Understanding The Disorder
Vocal fold atrophy refers to a gradual change in the vocal folds as people age. The vocal fold muscle can become thinner and/or less taut overtime. The soft outer layer of the vocal folds can also lose bulk over time. These tissue changes affect the ability of the vocal folds to vibrate regularly and can cause an abnormal gap between the vocal folds.
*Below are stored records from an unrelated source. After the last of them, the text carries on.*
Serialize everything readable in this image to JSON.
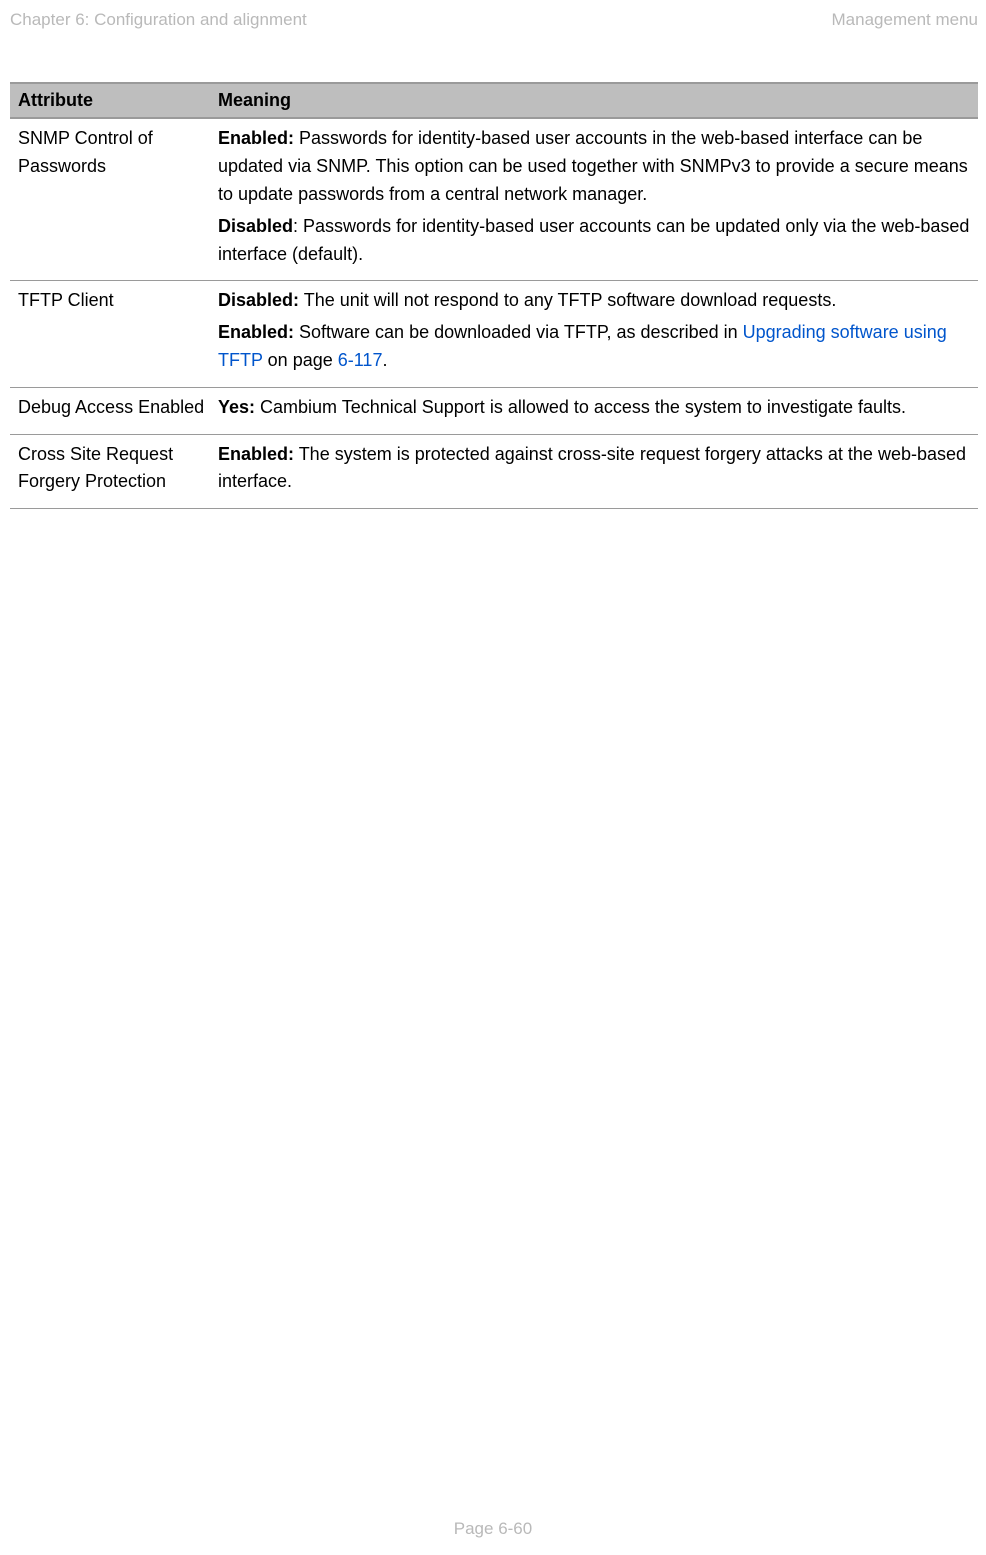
{
  "header": {
    "left": "Chapter 6:  Configuration and alignment",
    "right": "Management menu"
  },
  "table": {
    "columns": {
      "attribute": "Attribute",
      "meaning": "Meaning"
    },
    "rows": [
      {
        "attribute": "SNMP Control of Passwords",
        "p1_label": "Enabled:",
        "p1_text": " Passwords for identity-based user accounts in the web-based interface can be updated via SNMP. This option can be used together with SNMPv3 to provide a secure means to update passwords from a central network manager.",
        "p2_label": "Disabled",
        "p2_text": ": Passwords for identity-based user accounts can be updated only via the web-based interface (default)."
      },
      {
        "attribute": "TFTP Client",
        "p1_label": "Disabled:",
        "p1_text": " The unit will not respond to any TFTP software download requests.",
        "p2_label": "Enabled:",
        "p2_text_pre": " Software can be downloaded via TFTP, as described in ",
        "p2_link": "Upgrading software using TFTP",
        "p2_text_mid": " on page ",
        "p2_pageref": "6-117",
        "p2_text_post": "."
      },
      {
        "attribute": "Debug Access Enabled",
        "p1_label": "Yes:",
        "p1_text": " Cambium Technical Support is allowed to access the system to investigate faults."
      },
      {
        "attribute": "Cross Site Request Forgery Protection",
        "p1_label": "Enabled:",
        "p1_text": " The system is protected against cross-site request forgery attacks at the web-based interface."
      }
    ]
  },
  "footer": {
    "page": "Page 6-60"
  }
}
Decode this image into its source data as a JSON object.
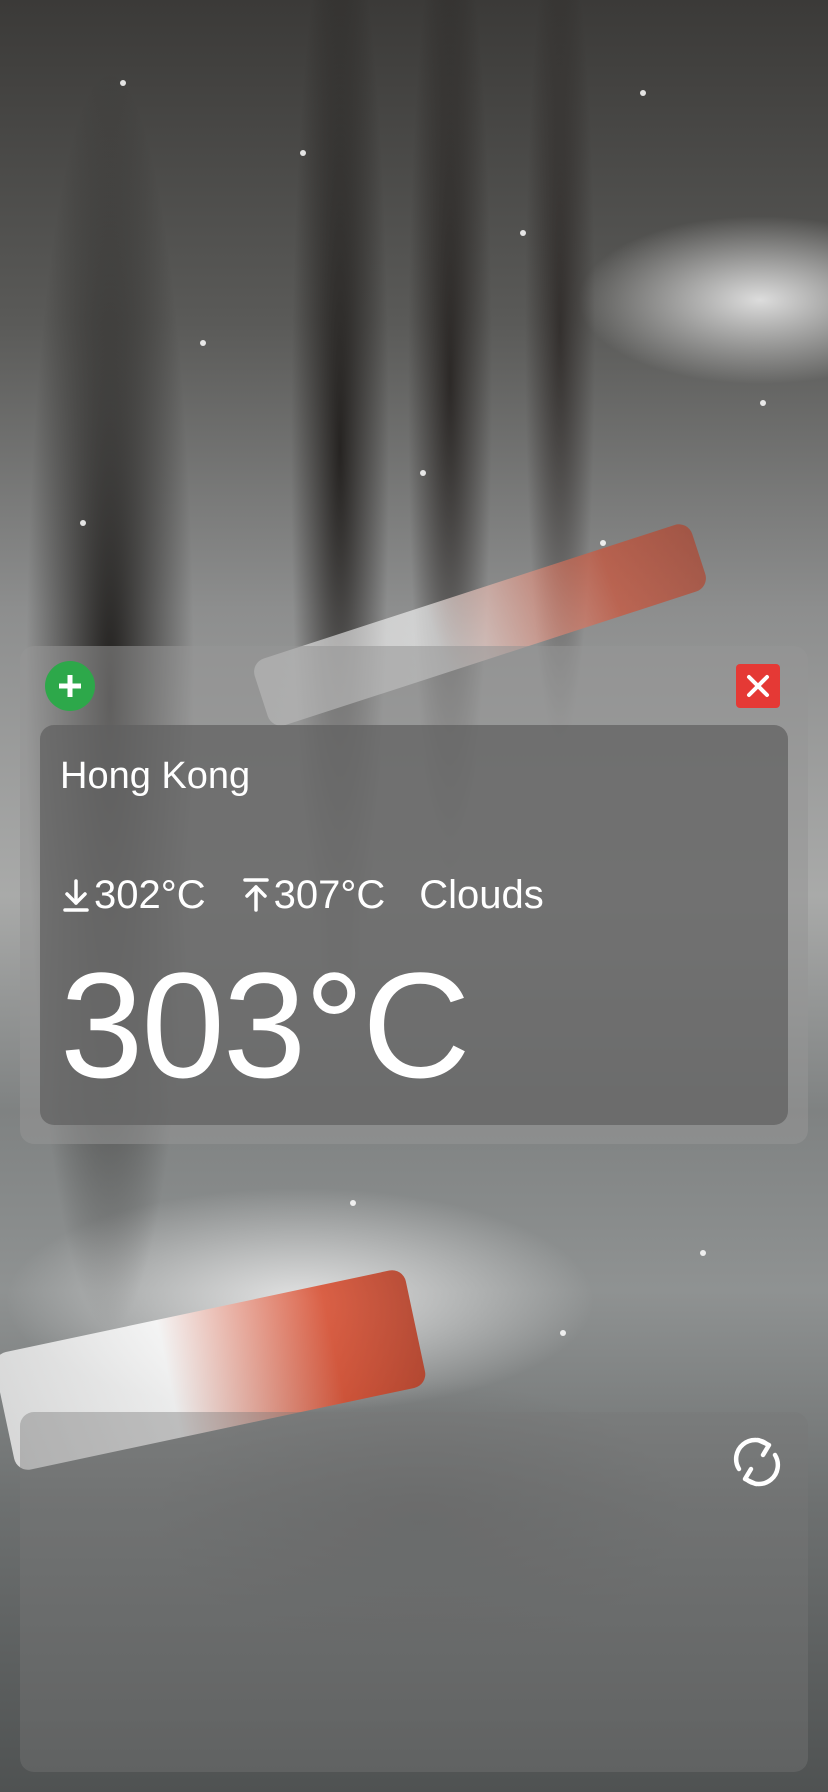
{
  "background": {
    "description_icon": "snowy-park-bench-photo"
  },
  "colors": {
    "add_button": "#2da84a",
    "close_button": "#e53935",
    "text": "#ffffff"
  },
  "weather_card": {
    "add_icon": "plus-icon",
    "close_icon": "close-icon",
    "city": "Hong Kong",
    "min_icon": "arrow-down-to-line-icon",
    "min_temp": "302°C",
    "max_icon": "arrow-up-from-line-icon",
    "max_temp": "307°C",
    "condition": "Clouds",
    "current_temp": "303°C"
  },
  "bottom_card": {
    "refresh_icon": "refresh-icon"
  }
}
Vocal fold atrophy can range from very mild thinning of the vocal folds to severe loss of muscle bulk. Similarly, the vocal characteristics of a person with vocal fold atrophy can vary greatly.
Difficult to Treat
Vocal fold atrophy is a treatable condition; however, it is not uncommon that patients undergo more than one treatment option. There is currently no treatment that can restore the “taut” tissue quality in the vocal folds; therefore,treatment more often focuses on improving vocal fold muscle bulk and/or optimizing voicing techniques in light of the patient’s anatomical deficit through voice therapy. At present, response to treatment for vocal fold atrophy remains variable.
Stroboscopy Is Key to Diagnosis
Stroboscopic examination of the vocal fold is essential for accurate diagnosis and successful treatment. Stroboscopy is used to quantify the gap between the vocal folds and to evaluate vocal fold vibratory qualities. It is essential in diagnosis and treatment planning.
The most common symptom of vocal fold atrophy is a change in voice quality, ranging from mild to severe. The voice can be affected during speaking, singing or both. Often, roughness/hoarseness will be associated with an increased effort to talk and subsequent fatigue or tiring of the voice with continued use.
Common Symptoms Associated with Vocal Fold Atrophy
- Inconsistent voice
- Gravelly/raspy voice
- Vocal fatigue
- Difficulty projecting the voice
- Loss of high range in singing
- Women with lowering pitch
- Men with raising of pitch
- Extra force needed for loud voice
- Decreased vocal loudness
How is the diagnosis of vocal fold atrophy made?
1. Patient History
a. A history of how the voice problem started and an evaluation of voice and speaking behaviors are important steps in the diagnosis of vocal fold atrophy.
2. Stroboscopy is Key to Diagnosis
a. Careful examination of the vocal folds is essential for making the diagnosis of vocal fold atrophy. Examination is typically performed using a flexible laryngoscope with a stroboscopic light source.
3. Speech-Language Pathology Evaluation
a. Identification of certain voice characteristics are important in identifying the role of vocal fold atrophy compared to abnormalities in muscle coordination in speaking.
b. Speech-language pathologists who specialize in voice disorders are trained to listen to these characteristics to aid in diagnosis, but also to determine the severity of the vocal fold atrophy and if the patient is a good candidate for voice therapy.
What are the treatment options for vocal fold atrophy?
All treatments are aimed at restoring functional voice abilities. Treatment often includes one or more of the following: voice therapy and phonomicrosurgery.
Voice therapy helps the patient improve vocal symptoms through techniques geared at improving the way the body (muscles, lungs etc.) work together to create voice. These techniques are geared to help the patient produce voice in the most efficient way possible, despite changes in muscles tissue from vocal fold atrophy. Sometimes, voice therapy is only partially effective due to inherent limitations in the vocal mechanism.
Surgery for vocal fold atrophy aims to restore some of the bulk that has been lost over time. In the case of a gap between the vocal folds due to the loss of muscle and tissue bulk, different materials can be injected into the vocal fold to help close the gap on phonation.